Altstadt "Radler benehmen sich wie Freibeuter"

Altstadt · Der Leiter der Polizeiinspektion Nord, Hans-Joachim Kensbock-Rieso, beklagt die Missachtung der Verkehrsregeln.

Ein alter Bekannter kam in die Bezirksvertretung 1, um den alljährlichen Bericht zur Sicherheitslage im Bezirk abzugeben: Hans-Joachim Kensbock-Rieso war sieben Jahre lang Leiter der Polizeiinspektion Mitte, seit drei Jahren steht er der Polizeiinspektion Nord vor. Gleich für beide Inspektionen trug er nun den aktuellen Sachstand vor, wie es um die Unfallentwicklung im Stadtbezirk bestellt ist.
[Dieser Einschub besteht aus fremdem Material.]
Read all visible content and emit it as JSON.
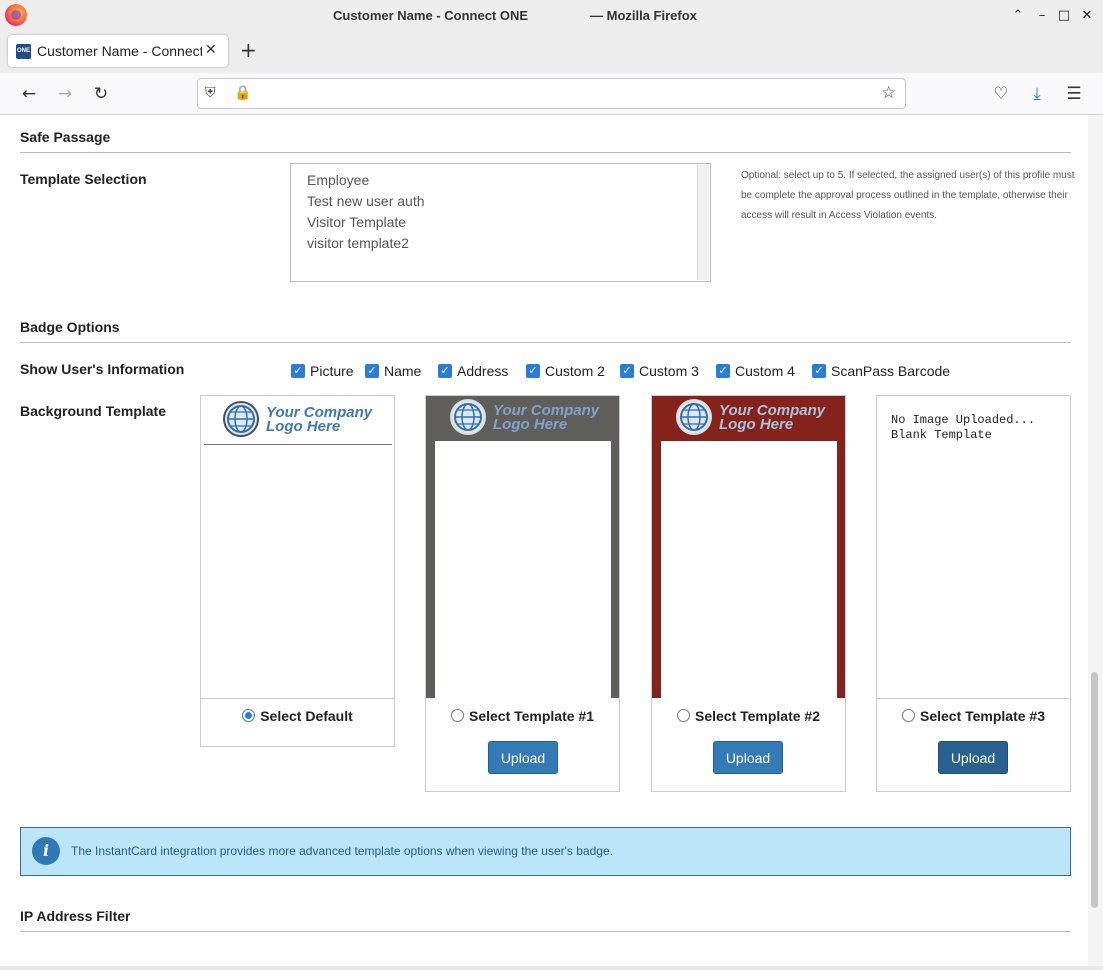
{
  "window": {
    "title_left": "Customer Name - Connect ONE",
    "title_right": "— Mozilla Firefox"
  },
  "tab": {
    "favicon_text": "ONE",
    "title": "Customer Name - Connect ONE"
  },
  "urlbar": {
    "value": ""
  },
  "sections": {
    "safe_passage": "Safe Passage",
    "badge_options": "Badge Options",
    "ip_filter": "IP Address Filter"
  },
  "template_selection": {
    "label": "Template Selection",
    "options": [
      "Employee",
      "Test new user auth",
      "Visitor Template",
      "visitor template2"
    ],
    "help_text": "Optional: select up to 5. If selected, the assigned user(s) of this profile must be complete the approval process outlined in the template, otherwise their access will result in Access Violation events."
  },
  "show_user_info": {
    "label": "Show User's Information",
    "checkboxes": [
      {
        "label": "Picture",
        "checked": true
      },
      {
        "label": "Name",
        "checked": true
      },
      {
        "label": "Address",
        "checked": true
      },
      {
        "label": "Custom 2",
        "checked": true
      },
      {
        "label": "Custom 3",
        "checked": true
      },
      {
        "label": "Custom 4",
        "checked": true
      },
      {
        "label": "ScanPass Barcode",
        "checked": true
      }
    ]
  },
  "background_template": {
    "label": "Background Template",
    "logo_line1": "Your Company",
    "logo_line2": "Logo Here",
    "no_image_line1": "No Image Uploaded...",
    "no_image_line2": "Blank Template",
    "cards": [
      {
        "radio_label": "Select Default",
        "selected": true,
        "frame_color": "#ffffff"
      },
      {
        "radio_label": "Select Template #1",
        "selected": false,
        "frame_color": "#5f5e5b",
        "upload_label": "Upload"
      },
      {
        "radio_label": "Select Template #2",
        "selected": false,
        "frame_color": "#84231c",
        "upload_label": "Upload"
      },
      {
        "radio_label": "Select Template #3",
        "selected": false,
        "frame_color": "#ffffff",
        "upload_label": "Upload"
      }
    ]
  },
  "info_alert": {
    "icon": "info-icon",
    "text": "The InstantCard integration provides more advanced template options when viewing the user's badge."
  },
  "colors": {
    "accent": "#2b7bdc",
    "button": "#337ab7",
    "alert_bg": "#bde5f8",
    "alert_text": "#1f5c8c"
  }
}
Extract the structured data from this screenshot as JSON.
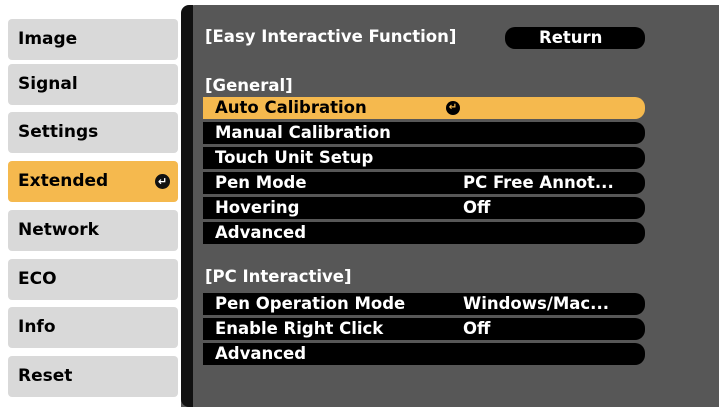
{
  "sidebar": {
    "items": [
      {
        "label": "Image"
      },
      {
        "label": "Signal"
      },
      {
        "label": "Settings"
      },
      {
        "label": "Extended"
      },
      {
        "label": "Network"
      },
      {
        "label": "ECO"
      },
      {
        "label": "Info"
      },
      {
        "label": "Reset"
      }
    ],
    "active_index": 3
  },
  "panel": {
    "title": "[Easy Interactive Function]",
    "return_label": "Return",
    "sections": [
      {
        "heading": "[General]",
        "rows": [
          {
            "label": "Auto Calibration",
            "value": ""
          },
          {
            "label": "Manual Calibration",
            "value": ""
          },
          {
            "label": "Touch Unit Setup",
            "value": ""
          },
          {
            "label": "Pen Mode",
            "value": "PC Free Annot..."
          },
          {
            "label": "Hovering",
            "value": "Off"
          },
          {
            "label": "Advanced",
            "value": ""
          }
        ]
      },
      {
        "heading": "[PC Interactive]",
        "rows": [
          {
            "label": "Pen Operation Mode",
            "value": "Windows/Mac..."
          },
          {
            "label": "Enable Right Click",
            "value": "Off"
          },
          {
            "label": "Advanced",
            "value": ""
          }
        ]
      }
    ]
  },
  "icons": {
    "enter": "enter-icon"
  },
  "colors": {
    "highlight": "#f5b94e",
    "menu_bg": "#d9d9d9",
    "panel_bg": "#575757",
    "row_bg": "#000000"
  }
}
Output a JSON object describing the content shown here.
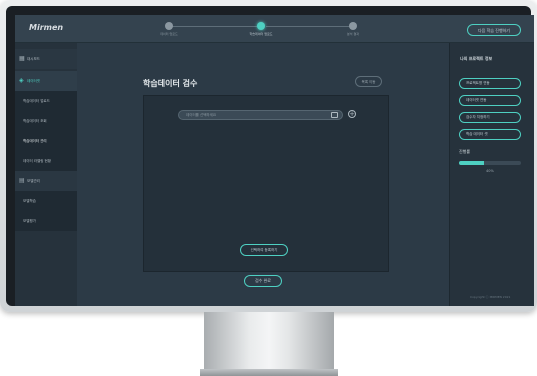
{
  "app": {
    "logo": "Mirmen",
    "top_button": "다음 학습 진행하기"
  },
  "steps": [
    {
      "label": "데이터 업로드"
    },
    {
      "label": "학습데이터 업로드"
    },
    {
      "label": "분석 결과"
    }
  ],
  "sidebar": {
    "items": [
      {
        "icon": "grid-icon",
        "label": "대시보드"
      },
      {
        "icon": "tag-icon",
        "label": "데이터셋"
      },
      {
        "label": "학습데이터 업로드"
      },
      {
        "label": "학습데이터 조회"
      },
      {
        "label": "학습데이터 관리"
      },
      {
        "label": "데이터 라벨링 현황"
      },
      {
        "icon": "chart-icon",
        "label": "모델관리"
      },
      {
        "label": "모델학습"
      },
      {
        "label": "모델평가"
      }
    ]
  },
  "main": {
    "title": "학습데이터 검수",
    "small_button": "목록 이동",
    "search_placeholder": "데이터를 선택하세요",
    "panel_button": "선택하여 등록하기",
    "bottom_button": "검수 완료"
  },
  "right": {
    "title": "나의 프로젝트 정보",
    "pills": [
      "프로젝트명 연동",
      "데이터셋 연동",
      "검수자 지정하기",
      "학습 데이터 셋"
    ],
    "progress_label": "진행률",
    "progress_value": 40,
    "progress_text": "40%",
    "copyright": "Copyright ⓒ MIRMEN 2021"
  },
  "colors": {
    "accent": "#4ed0c2",
    "background": "#2c3a46"
  }
}
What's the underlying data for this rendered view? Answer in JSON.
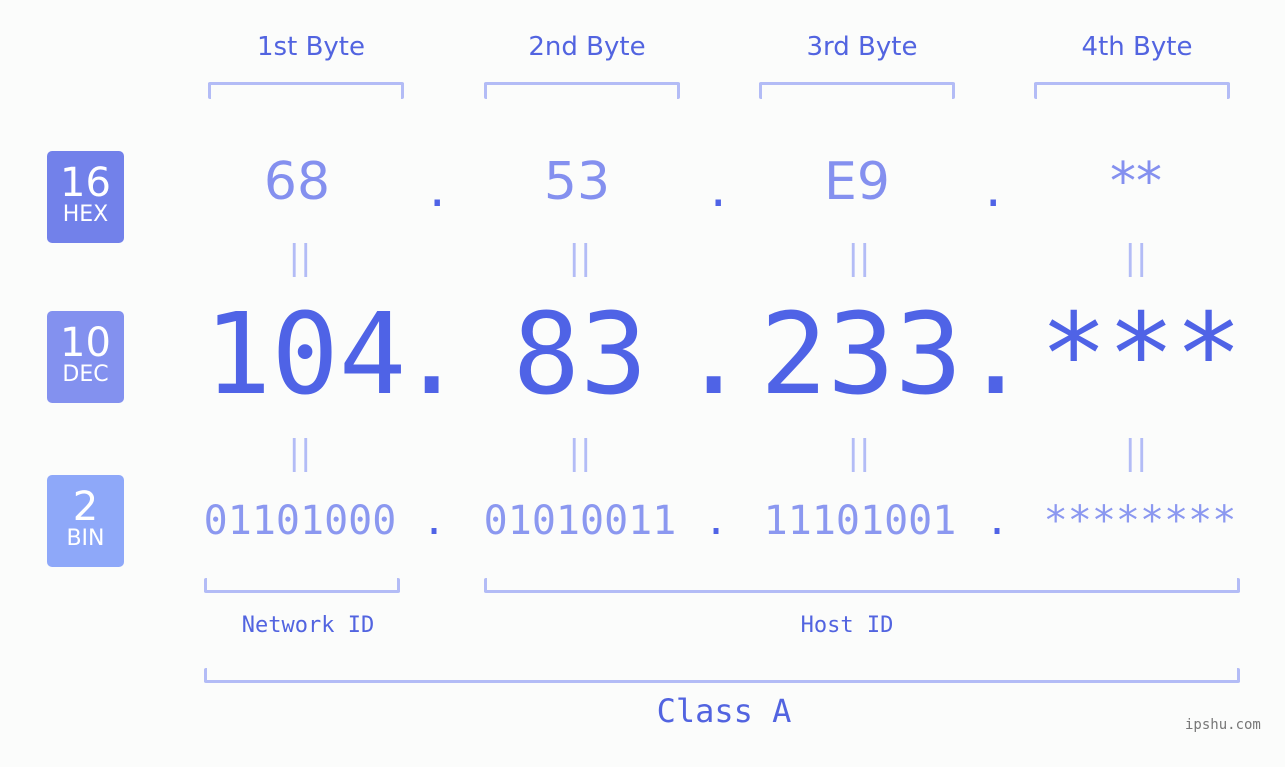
{
  "bytes_header": [
    "1st Byte",
    "2nd Byte",
    "3rd Byte",
    "4th Byte"
  ],
  "badges": {
    "hex": {
      "num": "16",
      "label": "HEX",
      "color": "#7281ea"
    },
    "dec": {
      "num": "10",
      "label": "DEC",
      "color": "#8391ef"
    },
    "bin": {
      "num": "2",
      "label": "BIN",
      "color": "#8ea8f9"
    }
  },
  "hex": [
    "68",
    "53",
    "E9",
    "**"
  ],
  "dec": [
    "104",
    "83",
    "233",
    "***"
  ],
  "bin": [
    "01101000",
    "01010011",
    "11101001",
    "********"
  ],
  "separator": ".",
  "equals": "=",
  "network_label": "Network ID",
  "host_label": "Host ID",
  "class_label": "Class A",
  "watermark": "ipshu.com"
}
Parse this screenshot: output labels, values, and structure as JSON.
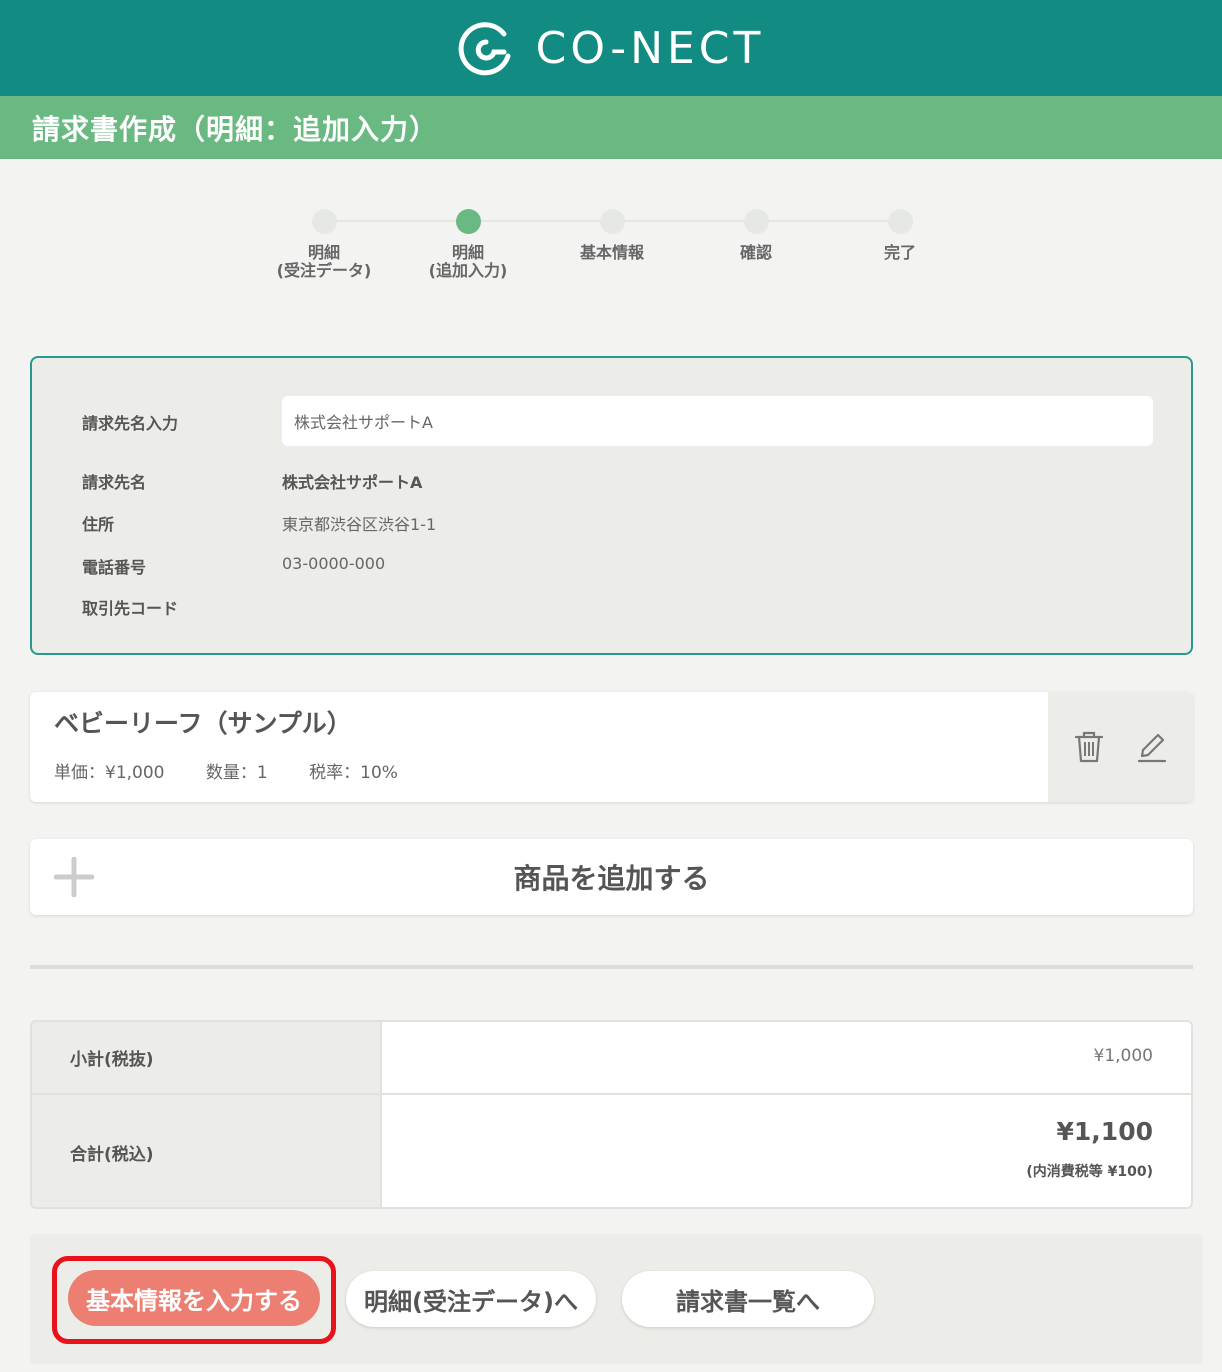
{
  "app": {
    "brand": "CO-NECT"
  },
  "page": {
    "title": "請求書作成（明細：追加入力）"
  },
  "steps": [
    {
      "label": "明細\n(受注データ)",
      "active": false
    },
    {
      "label": "明細\n(追加入力)",
      "active": true
    },
    {
      "label": "基本情報",
      "active": false
    },
    {
      "label": "確認",
      "active": false
    },
    {
      "label": "完了",
      "active": false
    }
  ],
  "billing": {
    "input_label": "請求先名入力",
    "input_value": "株式会社サポートA",
    "name_label": "請求先名",
    "name_value": "株式会社サポートA",
    "address_label": "住所",
    "address_value": "東京都渋谷区渋谷1-1",
    "phone_label": "電話番号",
    "phone_value": "03-0000-000",
    "code_label": "取引先コード",
    "code_value": ""
  },
  "item": {
    "name": "ベビーリーフ（サンプル）",
    "unit_price": "単価：¥1,000",
    "quantity": "数量：1",
    "tax_rate": "税率：10%",
    "delete_icon": "trash-icon",
    "edit_icon": "pencil-icon"
  },
  "add_item": {
    "label": "商品を追加する",
    "icon": "plus-icon"
  },
  "totals": {
    "subtotal_label": "小計(税抜)",
    "subtotal_value": "¥1,000",
    "total_label": "合計(税込)",
    "total_value": "¥1,100",
    "tax_note": "(内消費税等 ¥100)"
  },
  "footer": {
    "primary_label": "基本情報を入力する",
    "back_label": "明細(受注データ)へ",
    "list_label": "請求書一覧へ"
  },
  "colors": {
    "header": "#128c82",
    "title_bar": "#6ab882",
    "primary_button": "#ec7e72",
    "highlight": "#e8121a"
  }
}
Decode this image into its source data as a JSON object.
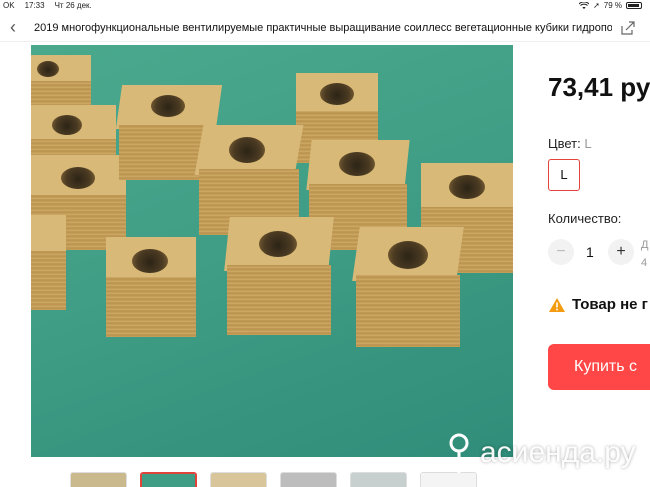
{
  "status_bar": {
    "carrier": "OK",
    "time": "17:33",
    "date": "Чт 26 дек.",
    "battery": "79 %"
  },
  "header": {
    "back_icon": "chevron-left-icon",
    "title": "2019 многофункциональные вентилируемые практичные выращивание соиллесс вегетационные кубики гидропо...",
    "share_icon": "share-icon"
  },
  "product": {
    "price": "73,41 ру",
    "color_label": "Цвет:",
    "color_value": "L",
    "color_option": "L",
    "quantity_label": "Количество:",
    "quantity_minus": "−",
    "quantity_value": "1",
    "quantity_plus": "+",
    "quantity_side_line1": "Д",
    "quantity_side_line2": "4",
    "warning_text": "Товар не г",
    "buy_button": "Купить с"
  },
  "thumbnails": [
    {
      "color": "#c9b98c",
      "active": false
    },
    {
      "color": "#3f9d85",
      "active": true
    },
    {
      "color": "#d8c69a",
      "active": false
    },
    {
      "color": "#bdbdbd",
      "active": false
    },
    {
      "color": "#c8cfcf",
      "active": false
    },
    {
      "color": "#f4f4f4",
      "active": false
    }
  ],
  "watermark": {
    "text": "асиенда.ру"
  },
  "colors": {
    "accent": "#ff4747",
    "selected_border": "#e0443b",
    "warning": "#f39c12"
  }
}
Und das sieht in Sachen Verkehrsunfälle ganz gut aus, denn die haben im Bezirk wie auch in ganz Düsseldorf eine leicht rückläufige Entwicklung.

Bei den Unfällen mit Personenschaden ist allerdings die Tendenz leicht steigend, mit 485 in 2010 auf 521 im vergangenen Jahr im Bezirk 1, was Kensbock-Rieso allerdings als "noch hinnehmbare Zahl" bezeichnete.

Alljährlich bedrückend, nicht nur für die Ordnungskräfte, ist die Zahl der bei Unfällen getöteten Menschen: In ganz Düsseldorf waren es 2012 immerhin 13 Personen, die im Straßenverkehr zu Tode kamen. Davon entfielen zwei auf den Stadtbezirk 1: jeweils einer in Carlstadt und Pempelfort. Dabei hat sich die Art dieser tödlichen Unfälle gewandelt. "In Düsseldorf stirbt man nicht mehr im Auto, sondern davor", so Kensbock-Rieso. Soll heißen: Früher betrafen Unfälle mit Todesfolge vor allem Menschen im Pkw. Das ist durch die gesteigerten Sicherheitseinrichtungen im Fahrzeug (Airbag) zwar anders geworden. Stattdessen kommt eine neue Risiko-Variante hinzu: "Das Verhalten sowohl von Radfahrern als auch von Fußgängern im Bezirk ist besorgniserregend leichtsinnig geworden", so Kensbock-Rieso. "Die bewegen sich auf der Straße, ohne nach rechts und links zu gucken. Und das hat dann fatale Folgen, denn gegenüber den Autos ziehen sie immer den Kürzeren." Wobei Kensbock-Rieso vor allem mit Kritik an den Düsseldorfer Radfahrern nicht spart: "Die bewegen sich zum Teil wie Freibeuter in der Stadt. Rot interessiert sie nicht. Und sie fahren auf Gehwegen und gegen die Fahrtrichtung." Dazu passt, dass die Zahl der Radfahrunfälle im Stadtbezirk von 129 in 2010 auf 174 in 2012 gestiegen sind. Kensbock-Rieso: "Und in 60 Prozent dieser Fälle waren die Radler auch die Verursacher."

Ab Mai will die Polizei innerhalb des "Jahres des Radfahrers" zwar einerseits auf diese (neben den Fußgängern) zweite relativ schutzlose Gruppe im Straßenverkehr hinweisen. Aber man will die Kampagne auch nutzen, um gegen Auswüchse im Verhalten von Radfahrern vorzugehen.

In Sachen Unfallfluchten erreicht die Polizei inzwischen eine Aufklärungsquote von 80 Prozent. 2010 gab es 1130 Fälle, vergangenes Jahr waren es 1314. "Das ist aber immer noch eine zu hohe Zahl", so Kensbock-Rieso. Während die Kinderunfälle stadtweit zurückgehen, kommt es in jüngster Zeit immer öfter zu Unfällen mit Senioren. Diese stiegen im Stadtbezirk 1 von 187 in 2010 auf 215 im vergangenen Jahr. Kensbock-Rieso: "Und das wird angesichts des demografischen Wandels noch weiter ansteigen. Wir müssen da noch einiges leisten, um das Bewusstsein der älteren Verkehrsteilnehmer weiter zu schärfen."

Nach seinem Vortrag schloss sich in der Bezirksvertretung 1 eine Diskussion zum Thema "Elterntaxi", also dem Abhol- und Bringeverkehr vor Schulen und Kindergärten, an. Jörk Cardeneo von den Grünen wies daraufhin, dass es dadurch beispielsweise an der Rolandschule immer wieder zu gefährlichen Situationen komme. Die Polizei hat nach Kensbock-Riesos Angaben dort bereits mehrere Gespräche mit Eltern geführt. "Aber die argumentieren damit, dass sie ja gerade Unfälle für ihre Kinder verhindern wollen und merken gar nicht, dass sie oft selbst das Problem sind."